I've complained in the past about school, and about the nameless putz teacher I can't stand and I thought an update was perfectly necessary. Grades are in for the semester... Drum Roll please...
Well, actually let me back up and start with an introduction to the courses... Sorry to hold you in suspense, But it's better that way, don't you think?
This semester was my last at butte, so I took only the last two required courses, and one extra for fun. History 14, World Civilizations II and Education 2, were required. English 15, Cultural Films and Lit was for fun. The history and English classes are straightforward enough that I hope you understand at least partially what they entail... Education 2 is my preservice requirement, which means I spent a total of 45 hours in an elementary school classroom. and actually, I spent over a hundred hours in the classroom, but 45 were required.
I'd imagine that you are wondering where putz teacher fits in here, I'm not sure if i mentioned this before... He was the history teacher, and the class was torture. Just to punctuate the point, I'm going to tell you a funny story...
I know that I told you that I was graduating, or at least I think I did, anyway, I graduated form Butte College with Two degrees, Liberal Studies and Social and Behavioral health. I know, YAY ME! (LOL). the ceremony was long, and arduous. I hated sitting there... but it served a purpose, so it was worth it, in all of its symbolic glory. There was a point when one student was at the podium, and I can't remember his title, anyway, he was announcing the teacher of the year as chosen by the graduating class (This graduate had never heard of this, I'm not sure which group you have to belong to to vote, but I certainly wasn't invited...) anyway the speaker guy, whoever he was, was announcing the nominees, blah blah, from the such and such department, so and so, from the other department, and (hang on to your seats boys and girls) PUTZ teacher from the History department. (Now, the speaker said his name, but I like putz teacher so much better.)... at this point, my jaw dropped, really, teacher of the year? no way that was possible. I must have been dreaming, I pinched myself, and it hurt, so, I guess it wasn't a dream. I looked around, and saw a mixture of expressions in the crowd of black polyester around me... some were excited by this (gullible idiots), others were shocked, like myself, and still others looked completely emotionless, I imagined that they were robots, who were about to self destruct from false information. Now the speaker is going on, about something, but I was thinking to myself, that there was no way putz teacher could win, while simultaneously hoping that the robots when they self destructed from false information, would do it somewhere far away, so as not to hurt too many people.

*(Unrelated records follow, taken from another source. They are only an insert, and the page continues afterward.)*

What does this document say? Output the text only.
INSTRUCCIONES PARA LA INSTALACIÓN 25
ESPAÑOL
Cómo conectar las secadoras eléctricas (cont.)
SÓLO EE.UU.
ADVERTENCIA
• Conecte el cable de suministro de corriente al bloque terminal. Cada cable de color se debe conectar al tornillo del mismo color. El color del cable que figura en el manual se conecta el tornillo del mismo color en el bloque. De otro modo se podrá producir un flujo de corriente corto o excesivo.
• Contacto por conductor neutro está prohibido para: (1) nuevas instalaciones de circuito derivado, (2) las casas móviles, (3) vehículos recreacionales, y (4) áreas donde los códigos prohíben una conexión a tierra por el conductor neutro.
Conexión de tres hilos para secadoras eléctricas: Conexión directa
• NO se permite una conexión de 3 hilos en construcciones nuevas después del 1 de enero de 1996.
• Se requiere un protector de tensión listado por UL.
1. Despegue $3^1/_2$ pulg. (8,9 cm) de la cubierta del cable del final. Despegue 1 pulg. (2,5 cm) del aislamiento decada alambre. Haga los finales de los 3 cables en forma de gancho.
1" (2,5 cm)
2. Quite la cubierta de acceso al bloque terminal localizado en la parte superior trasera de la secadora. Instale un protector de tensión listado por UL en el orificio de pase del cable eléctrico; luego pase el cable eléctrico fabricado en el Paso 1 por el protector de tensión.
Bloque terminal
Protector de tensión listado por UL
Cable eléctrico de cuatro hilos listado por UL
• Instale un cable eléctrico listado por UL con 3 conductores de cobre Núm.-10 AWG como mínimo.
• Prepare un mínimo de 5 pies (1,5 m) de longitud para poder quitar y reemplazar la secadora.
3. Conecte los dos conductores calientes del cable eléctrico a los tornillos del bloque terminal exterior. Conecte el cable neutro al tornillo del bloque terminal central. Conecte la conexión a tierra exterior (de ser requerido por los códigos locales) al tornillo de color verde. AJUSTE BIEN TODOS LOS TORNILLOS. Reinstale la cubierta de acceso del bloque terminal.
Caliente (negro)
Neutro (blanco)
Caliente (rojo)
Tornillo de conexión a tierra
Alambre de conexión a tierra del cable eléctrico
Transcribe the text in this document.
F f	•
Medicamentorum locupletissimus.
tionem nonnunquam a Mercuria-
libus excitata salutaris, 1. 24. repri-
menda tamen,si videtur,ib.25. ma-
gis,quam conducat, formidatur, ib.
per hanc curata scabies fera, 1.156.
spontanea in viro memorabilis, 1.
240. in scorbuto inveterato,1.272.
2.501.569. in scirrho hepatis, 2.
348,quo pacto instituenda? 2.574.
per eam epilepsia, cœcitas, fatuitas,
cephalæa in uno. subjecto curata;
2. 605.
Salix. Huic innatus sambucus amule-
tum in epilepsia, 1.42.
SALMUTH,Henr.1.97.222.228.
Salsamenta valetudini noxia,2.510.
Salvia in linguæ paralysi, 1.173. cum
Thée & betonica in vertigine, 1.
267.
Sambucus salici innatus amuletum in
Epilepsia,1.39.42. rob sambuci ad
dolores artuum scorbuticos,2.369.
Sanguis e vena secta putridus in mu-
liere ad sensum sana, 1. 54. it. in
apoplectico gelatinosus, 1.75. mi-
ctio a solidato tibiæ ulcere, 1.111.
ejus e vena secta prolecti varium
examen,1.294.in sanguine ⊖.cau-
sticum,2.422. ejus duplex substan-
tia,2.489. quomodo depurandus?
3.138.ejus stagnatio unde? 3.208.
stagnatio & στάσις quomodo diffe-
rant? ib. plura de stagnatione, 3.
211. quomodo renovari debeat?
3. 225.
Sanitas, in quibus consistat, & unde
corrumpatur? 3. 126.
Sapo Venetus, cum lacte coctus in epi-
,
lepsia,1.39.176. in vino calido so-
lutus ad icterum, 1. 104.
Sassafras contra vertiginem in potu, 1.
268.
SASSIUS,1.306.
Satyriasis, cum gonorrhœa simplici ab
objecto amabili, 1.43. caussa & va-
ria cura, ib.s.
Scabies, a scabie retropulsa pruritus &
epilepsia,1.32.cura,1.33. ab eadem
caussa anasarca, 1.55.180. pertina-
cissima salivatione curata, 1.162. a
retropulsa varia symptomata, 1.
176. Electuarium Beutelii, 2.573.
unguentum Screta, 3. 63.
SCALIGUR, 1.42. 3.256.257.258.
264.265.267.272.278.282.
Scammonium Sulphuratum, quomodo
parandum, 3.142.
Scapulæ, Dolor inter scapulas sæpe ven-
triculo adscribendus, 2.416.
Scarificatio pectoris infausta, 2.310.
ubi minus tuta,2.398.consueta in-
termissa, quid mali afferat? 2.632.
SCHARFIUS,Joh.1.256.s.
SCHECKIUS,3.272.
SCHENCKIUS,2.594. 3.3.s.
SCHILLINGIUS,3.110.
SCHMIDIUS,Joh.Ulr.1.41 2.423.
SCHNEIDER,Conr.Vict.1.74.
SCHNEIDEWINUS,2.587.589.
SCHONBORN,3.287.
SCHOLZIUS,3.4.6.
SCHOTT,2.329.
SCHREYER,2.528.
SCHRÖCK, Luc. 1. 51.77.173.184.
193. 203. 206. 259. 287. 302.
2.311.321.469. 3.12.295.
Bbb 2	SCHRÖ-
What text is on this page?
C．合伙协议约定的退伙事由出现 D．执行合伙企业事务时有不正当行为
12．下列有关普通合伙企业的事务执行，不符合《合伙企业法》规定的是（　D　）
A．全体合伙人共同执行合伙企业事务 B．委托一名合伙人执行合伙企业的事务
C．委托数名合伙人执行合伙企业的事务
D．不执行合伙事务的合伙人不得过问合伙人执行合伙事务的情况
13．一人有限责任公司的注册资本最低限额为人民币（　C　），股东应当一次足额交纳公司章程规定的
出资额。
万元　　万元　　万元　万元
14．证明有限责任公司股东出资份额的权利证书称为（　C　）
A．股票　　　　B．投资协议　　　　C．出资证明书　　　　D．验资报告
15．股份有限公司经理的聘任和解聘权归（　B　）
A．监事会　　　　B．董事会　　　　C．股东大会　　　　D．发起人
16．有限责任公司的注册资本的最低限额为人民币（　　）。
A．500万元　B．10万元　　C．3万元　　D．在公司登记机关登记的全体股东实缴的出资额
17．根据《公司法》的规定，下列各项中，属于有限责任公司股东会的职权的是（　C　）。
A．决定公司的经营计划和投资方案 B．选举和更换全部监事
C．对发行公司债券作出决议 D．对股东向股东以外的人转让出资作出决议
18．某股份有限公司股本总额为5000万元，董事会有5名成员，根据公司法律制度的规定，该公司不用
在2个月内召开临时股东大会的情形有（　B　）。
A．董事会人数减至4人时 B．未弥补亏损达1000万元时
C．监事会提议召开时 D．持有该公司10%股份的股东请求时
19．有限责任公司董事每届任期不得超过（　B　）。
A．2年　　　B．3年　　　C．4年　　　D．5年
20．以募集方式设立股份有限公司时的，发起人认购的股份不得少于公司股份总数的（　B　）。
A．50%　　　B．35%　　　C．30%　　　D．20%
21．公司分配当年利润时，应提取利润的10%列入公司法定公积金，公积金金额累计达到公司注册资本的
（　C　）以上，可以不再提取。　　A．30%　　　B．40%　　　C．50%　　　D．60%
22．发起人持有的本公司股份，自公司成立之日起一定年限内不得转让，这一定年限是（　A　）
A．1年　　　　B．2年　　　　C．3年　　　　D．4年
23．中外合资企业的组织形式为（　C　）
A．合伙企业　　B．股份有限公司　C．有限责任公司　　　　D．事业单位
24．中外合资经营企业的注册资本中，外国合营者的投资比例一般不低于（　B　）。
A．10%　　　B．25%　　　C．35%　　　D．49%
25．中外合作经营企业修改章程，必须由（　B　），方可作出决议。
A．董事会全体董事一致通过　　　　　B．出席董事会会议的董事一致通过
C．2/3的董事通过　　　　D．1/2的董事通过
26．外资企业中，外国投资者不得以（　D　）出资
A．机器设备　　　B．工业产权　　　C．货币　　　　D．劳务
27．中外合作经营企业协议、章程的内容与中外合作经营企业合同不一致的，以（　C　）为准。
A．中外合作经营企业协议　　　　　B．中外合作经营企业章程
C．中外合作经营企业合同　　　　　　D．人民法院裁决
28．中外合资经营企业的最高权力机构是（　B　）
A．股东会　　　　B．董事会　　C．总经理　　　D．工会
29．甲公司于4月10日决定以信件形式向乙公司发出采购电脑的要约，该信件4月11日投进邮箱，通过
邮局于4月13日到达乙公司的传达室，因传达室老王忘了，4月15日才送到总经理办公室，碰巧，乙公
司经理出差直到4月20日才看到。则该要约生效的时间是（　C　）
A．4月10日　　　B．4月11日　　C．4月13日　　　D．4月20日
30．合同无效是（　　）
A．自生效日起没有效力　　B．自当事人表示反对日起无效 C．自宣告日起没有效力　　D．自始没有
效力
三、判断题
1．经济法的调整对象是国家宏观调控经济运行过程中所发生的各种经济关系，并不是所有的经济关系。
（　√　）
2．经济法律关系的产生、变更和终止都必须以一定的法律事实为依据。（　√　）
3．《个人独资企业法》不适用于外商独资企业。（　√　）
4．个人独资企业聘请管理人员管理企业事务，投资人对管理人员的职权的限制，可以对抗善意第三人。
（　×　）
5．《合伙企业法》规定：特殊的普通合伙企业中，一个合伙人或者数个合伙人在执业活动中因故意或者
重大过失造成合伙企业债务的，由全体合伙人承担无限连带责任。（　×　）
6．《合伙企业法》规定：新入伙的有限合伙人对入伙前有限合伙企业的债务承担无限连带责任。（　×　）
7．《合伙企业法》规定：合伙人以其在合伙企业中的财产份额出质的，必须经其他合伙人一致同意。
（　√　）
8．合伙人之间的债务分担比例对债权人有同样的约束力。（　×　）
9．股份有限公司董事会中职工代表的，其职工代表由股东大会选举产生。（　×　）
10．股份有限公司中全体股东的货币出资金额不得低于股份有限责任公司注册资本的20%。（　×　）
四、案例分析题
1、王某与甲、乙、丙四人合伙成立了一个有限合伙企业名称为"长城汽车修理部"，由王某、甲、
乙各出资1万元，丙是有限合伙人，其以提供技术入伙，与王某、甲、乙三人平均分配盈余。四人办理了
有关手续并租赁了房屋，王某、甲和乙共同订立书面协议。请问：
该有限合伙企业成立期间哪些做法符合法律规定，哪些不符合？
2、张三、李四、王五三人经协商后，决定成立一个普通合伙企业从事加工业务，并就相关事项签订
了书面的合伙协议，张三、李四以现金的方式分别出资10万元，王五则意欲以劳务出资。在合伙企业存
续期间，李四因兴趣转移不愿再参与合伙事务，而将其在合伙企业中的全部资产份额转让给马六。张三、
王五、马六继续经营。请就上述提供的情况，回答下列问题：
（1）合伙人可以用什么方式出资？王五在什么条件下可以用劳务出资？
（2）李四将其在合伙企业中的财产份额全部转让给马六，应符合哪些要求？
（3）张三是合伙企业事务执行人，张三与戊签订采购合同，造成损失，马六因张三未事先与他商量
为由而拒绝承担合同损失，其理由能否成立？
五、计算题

... And the Teacher of the Year is, PUTZ TEACHER (cheers, cheers...) WILL PUTZ TEACHER Please come up and accept his award? this is when the crickets started chirping, because in true putz teacher form, he wasn't there. Somehow, all of those people he has bewitched with his bullshit spewing voted, and were the majority. My first thought was, OF COURSE. Of Course he wouldn't be here....
So anyway, that was the funny story, I could go on, but I think that we should instead leave the rest to the imagination of the reader, instead lets take a moment to laugh, **Silent Pause**
Now that that is out of our systems, my grades for this semester are as follows,
English - A
EDUC 2- A
History- C
You may look at the C and think I am upset by that, but considering the teacher was unnamed Putz teacher, I am ecstatic.
Oh the Putz teacher...you really screwed up when you didn't knock 12 & 14 out at the same time with me. I mean, really really. I can't imagine having to go back to that BS.
ReplyDeleteAnd of course he wasn't there! The man doesn't show up to give his tests or exams or documentaries. Why would he show up to some junior college commencement ceremony? We're just so beneath him.